Now, when dealing with more than two functions, for example \( u, v, w, \text{ and } t \), the rule extends to:

• \( u'vwt + uv'wt + uvw't + uvwt' \)

Each function is differentiated one at a time while keeping the others intact. This allows us to effectively break down complex expressions into manageable pieces.

Differentiation is the process used in calculus to find the rate at which a function is changing at any given point. This is accomplished by finding the derivative of the function. A derivative provides a linear approximation of a function at a certain point, which is essential for understanding the function's behavior.

• For a simple power function like \( x^n \), the derivative is \( nx^{n-1} \).
• For multiple standards functions like \( x^{-5} \) or \( 2x^9 + 1 \), the power rule helps us find \( -5x^{-6} \) and \( 18x^8 \) respectively.

Differentiation lays the groundwork for optimization problems and analyses.
Understanding differentiation rules helps break down complex functions, making them easier to analyze and solve.

Solving calculus problems often requires combining rules and techniques to evaluate functions effectively.
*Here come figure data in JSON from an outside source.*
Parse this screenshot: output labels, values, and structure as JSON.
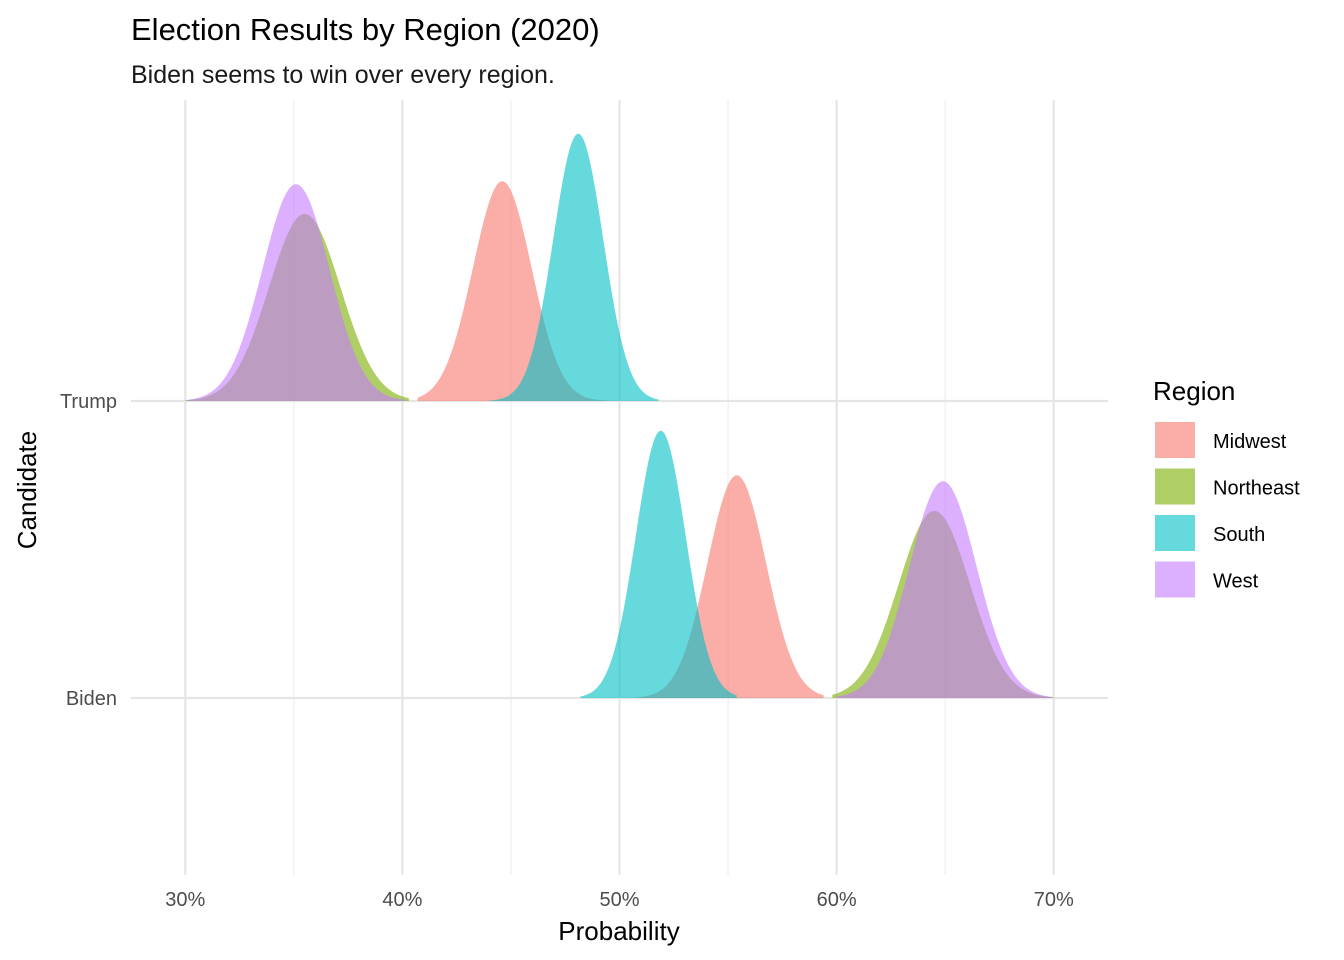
{
  "chart_data": {
    "type": "ridgeline",
    "title": "Election Results by Region (2020)",
    "subtitle": "Biden seems to win over every region.",
    "xlabel": "Probability",
    "ylabel": "Candidate",
    "x_tick_labels": [
      "30%",
      "40%",
      "50%",
      "60%",
      "70%"
    ],
    "x_ticks": [
      0.3,
      0.4,
      0.5,
      0.6,
      0.7
    ],
    "xlim": [
      0.275,
      0.725
    ],
    "categories": [
      "Trump",
      "Biden"
    ],
    "legend": {
      "title": "Region",
      "position": "right"
    },
    "grid": true,
    "series": [
      {
        "name": "Midwest",
        "color": "#F8766D",
        "distributions": [
          {
            "candidate": "Trump",
            "mean": 0.446,
            "sd": 0.0135,
            "peak": 0.74,
            "range": [
              0.407,
              0.495
            ]
          },
          {
            "candidate": "Biden",
            "mean": 0.554,
            "sd": 0.0135,
            "peak": 0.75,
            "range": [
              0.508,
              0.594
            ]
          }
        ]
      },
      {
        "name": "Northeast",
        "color": "#7CAE00",
        "distributions": [
          {
            "candidate": "Trump",
            "mean": 0.355,
            "sd": 0.0165,
            "peak": 0.63,
            "range": [
              0.3,
              0.403
            ]
          },
          {
            "candidate": "Biden",
            "mean": 0.645,
            "sd": 0.0165,
            "peak": 0.63,
            "range": [
              0.598,
              0.7
            ]
          }
        ]
      },
      {
        "name": "South",
        "color": "#00BFC4",
        "distributions": [
          {
            "candidate": "Trump",
            "mean": 0.481,
            "sd": 0.0115,
            "peak": 0.9,
            "range": [
              0.44,
              0.518
            ]
          },
          {
            "candidate": "Biden",
            "mean": 0.519,
            "sd": 0.0115,
            "peak": 0.9,
            "range": [
              0.482,
              0.554
            ]
          }
        ]
      },
      {
        "name": "West",
        "color": "#C77CFF",
        "distributions": [
          {
            "candidate": "Trump",
            "mean": 0.351,
            "sd": 0.0155,
            "peak": 0.73,
            "range": [
              0.301,
              0.401
            ]
          },
          {
            "candidate": "Biden",
            "mean": 0.649,
            "sd": 0.0155,
            "peak": 0.73,
            "range": [
              0.6,
              0.699
            ]
          }
        ]
      }
    ]
  }
}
It's not just about knowing the rules but understanding when and how to apply them. As seen in the problem above:

• Identify each function component within the composite function; for instance, \( x^{-5}, \) contribute distinct behaviors.
• Use known differentiation rules—like the product rule and chain rule—to tackle these parts individually.
• Apply the derivatives in a structured way to understand how the function changes as a whole.
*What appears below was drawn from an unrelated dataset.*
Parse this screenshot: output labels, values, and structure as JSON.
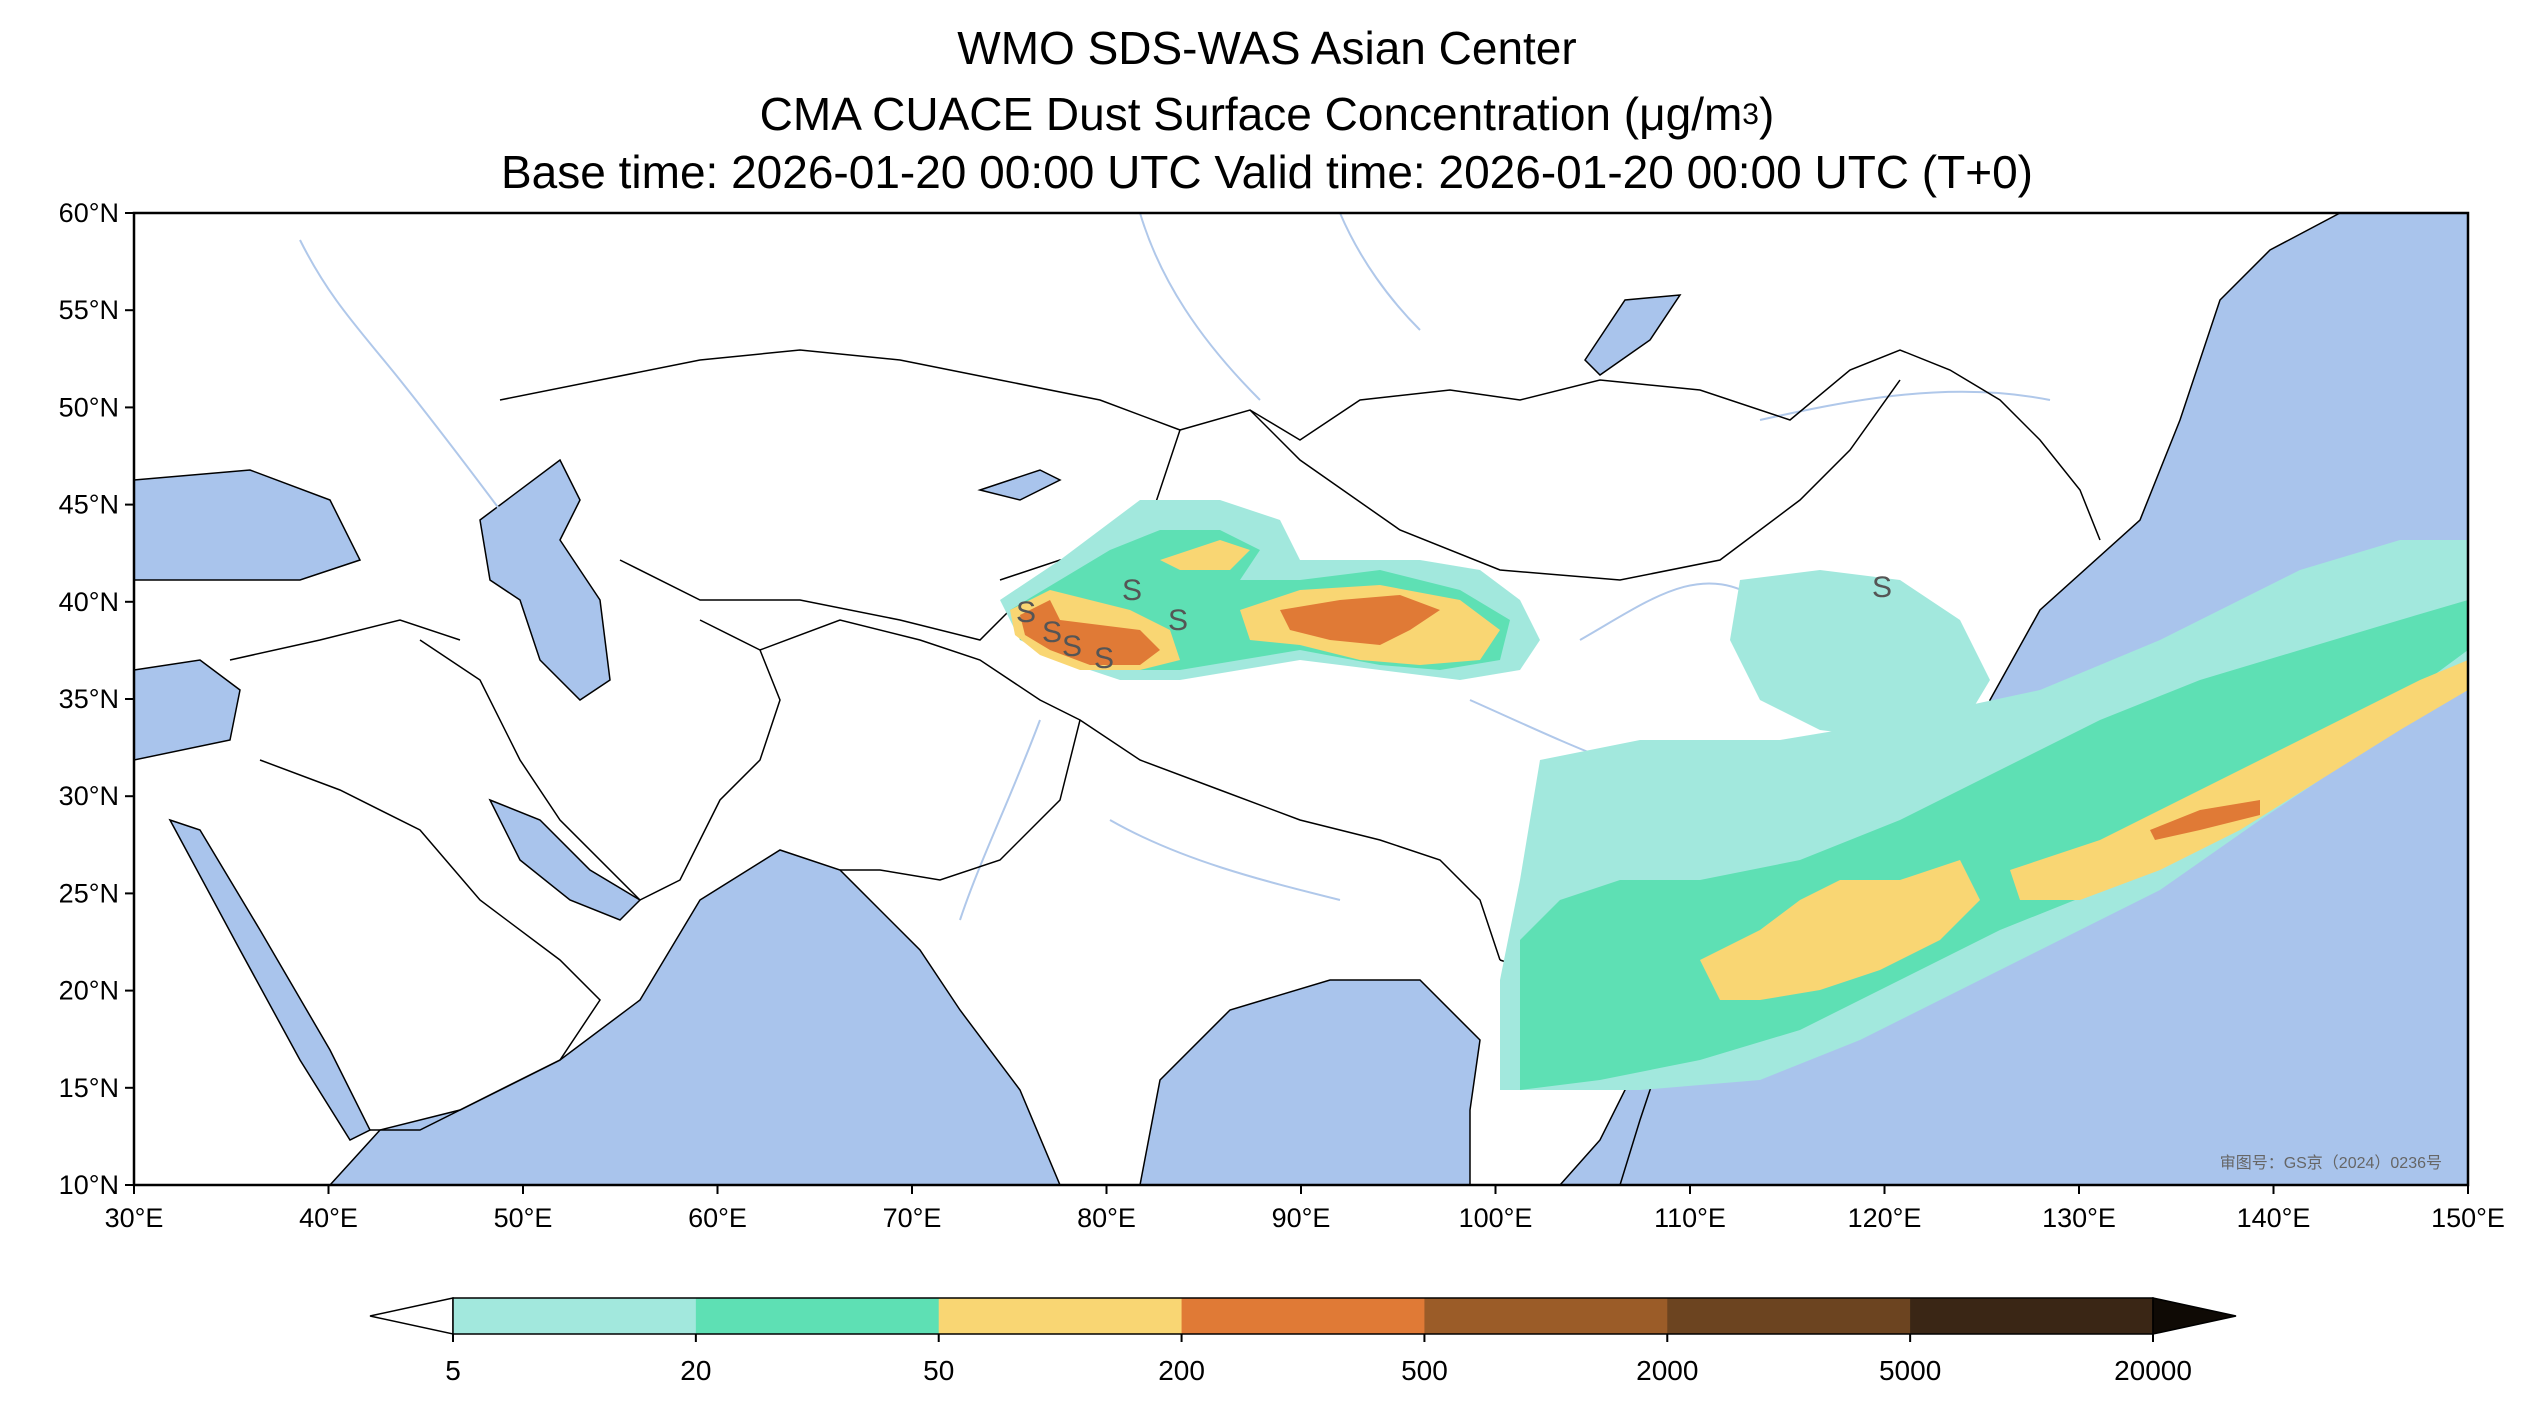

In calculus, breaking down the problem into smaller steps often makes it easier to manage. This approach transforms seemingly complex tasks into a series of simpler, more straightforward operations.
Consistent practice and familiarization with different calculus rules equip you with the skills needed for effective problem-solving.

The chain rule is a technique in calculus used for differentiating composite functions. When a function is composed of two or more functions, the chain rule helps find its derivative. If you have a composite function \( y = f(g(x)) \), the derivative is:

• \( \frac{dy}{dx} = f'(g(x)) \cdot g'(x) \)

This means you differentiate the outer function first, leave the inner function untouched initially, and then multiply with the derivative of the inner function.
In our exercise, although primarily solved using the product rule, the chain rule is indispensable when components within composite expressions need differentiation layer by layer. By understanding the application of the chain rule, especially in nested functions, you advance your calculus skills greatly.
The chain rule, along with the product rule, forms a backbone of powerful differentiation techniques necessary for solving advanced calculus problems.